Loan data piles pressure on ECB
Loans to companies in the euro zone extended their fall in November, underlining the area's economic weakness and increasing pressure on the European Central Bank to cut interest rates further.
On the year, loans to the private sector fell by 0.8 per cent in November - the same drop seen a month earlier. A breakdown of figures released by the ECB today showed a drop in consumer credit and loans to businesses.
"In part, the weakness in lending undoubtedly stems from low demand from the non-financial private sector," said Howard Archer, economist at Global Insight.
"Nevertheless, the concern is that a number of companies who do want to borrow ... and are in decent shape are finding it hard to, so tight credit conditions are handicapping euro zone growth prospects," he added.
The release of the money supply data reinforced a bleak economic picture in the 17-country euro zone, where a slowdown in factory activity deepened in December.
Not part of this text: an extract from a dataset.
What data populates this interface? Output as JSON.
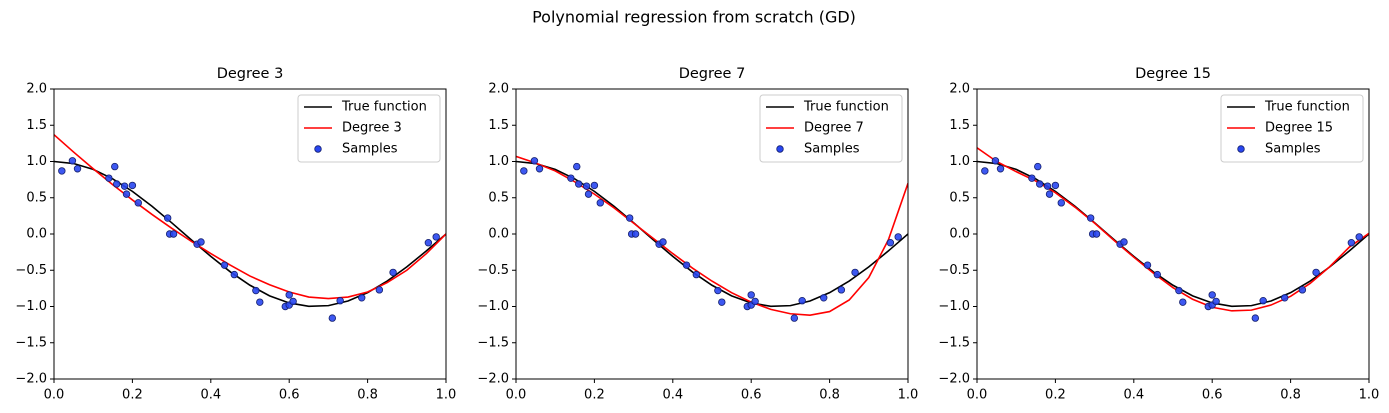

German unemployment also rose for the ninth month running in December.
The ECB's own forecasts suggest the euro zone economy will shrink 0.3 per cent this year, and the bank's policymakers discussed cutting interest rates last month before opting to hold them at a record low of 0.75 per cent.
The money supply data showed that consumer credit dropped by 3.1 per cent on the year in November, down from a 2.9 per cent fall a month earlier. Loans to non-financial corporations fell 1.4 per cent, after a drop of 1.5 per cent in October.